— У вас просьба?
Старуха кивнула и, закончив молитву, сказала:
— Да, сына в армию забирают.
У матери Акрама заблестели глаза: она обрадовалась, что встретила товарища по несчастью. Горе сближает людей, и как бы ни было оно велико, от чьего-то участия становится легче. Так случилось и с этими женщинами.
Минуту спустя они уже были почти как родные и поверяли друг другу свои горести.
В те дни беда была общей, из каждого дома провожали на войну кто — сына, кто — мужа, кто — брата или отца. Матери Акрама пришлось особенно тяжело: Акрам был ее единственным кормильцем. Он имел свою пошивочную мастерскую на крытом базаре, который в то время находился напротив мечети у Каменного моста. Базар этот — длинный торговый зал со множеством лавок, славился на весь Кабул.

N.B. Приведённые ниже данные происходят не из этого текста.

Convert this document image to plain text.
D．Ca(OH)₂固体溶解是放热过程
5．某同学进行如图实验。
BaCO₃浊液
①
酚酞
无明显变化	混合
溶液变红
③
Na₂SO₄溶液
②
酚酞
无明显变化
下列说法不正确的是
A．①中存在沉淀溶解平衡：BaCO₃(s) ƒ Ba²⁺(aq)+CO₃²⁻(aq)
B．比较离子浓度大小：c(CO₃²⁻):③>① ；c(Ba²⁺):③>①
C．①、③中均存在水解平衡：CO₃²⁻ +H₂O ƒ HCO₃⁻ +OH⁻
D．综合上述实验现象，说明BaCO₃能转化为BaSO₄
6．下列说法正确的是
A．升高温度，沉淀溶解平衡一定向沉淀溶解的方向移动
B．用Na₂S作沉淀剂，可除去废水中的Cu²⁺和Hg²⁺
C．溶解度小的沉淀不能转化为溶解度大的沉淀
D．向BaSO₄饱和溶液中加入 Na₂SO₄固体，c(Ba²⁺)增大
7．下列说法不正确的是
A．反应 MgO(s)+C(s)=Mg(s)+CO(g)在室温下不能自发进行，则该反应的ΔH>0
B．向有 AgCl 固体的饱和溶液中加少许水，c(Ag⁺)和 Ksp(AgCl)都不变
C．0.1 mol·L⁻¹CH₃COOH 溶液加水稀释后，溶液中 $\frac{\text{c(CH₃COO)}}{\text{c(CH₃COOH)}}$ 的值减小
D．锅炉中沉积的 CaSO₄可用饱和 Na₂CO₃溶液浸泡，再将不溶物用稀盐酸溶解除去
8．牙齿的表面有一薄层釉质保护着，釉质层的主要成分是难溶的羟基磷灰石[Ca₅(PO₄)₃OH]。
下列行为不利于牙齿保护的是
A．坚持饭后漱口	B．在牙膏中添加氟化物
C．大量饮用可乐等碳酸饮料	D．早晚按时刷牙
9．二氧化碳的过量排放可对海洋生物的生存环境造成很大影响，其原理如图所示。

Подняв глаза, мать Акрама сказала:
— Моего сына тоже…
Сердце старой женщины дрогнуло от жалости, и она попыталась успокоить свою новую подругу:
— Ничего, дочка… Говорят, эмир сказал, что от священной войны худого ждать не приходится: куда ни кинь — кругом хорошо. Кто уцелеет, честь тому и хвала, вернется борцом за веру, а кто… — Она замолчала. Но, увидев полные ожидания и слез глаза собеседницы, снова заговорила: —…а которые, не дай бог, не вернутся, — на все воля божья, — погибнут со славой как мученики за святую веру…
Мать Акрама была уверена, что никакие самые высокие и красивые слова не заменят ей сына, но возражать не стала и, как бы утешая себя, сказала:
— Ничего не поделаешь… Что всем, то и нам…
Она подошла к высокому деревянному шесту, сплошь увитому красными лоскутками, и повязала на него принесенную с собой ленточку, добавив к бесчисленным узелкам на шесте еще один. Затем вернулась к старухе.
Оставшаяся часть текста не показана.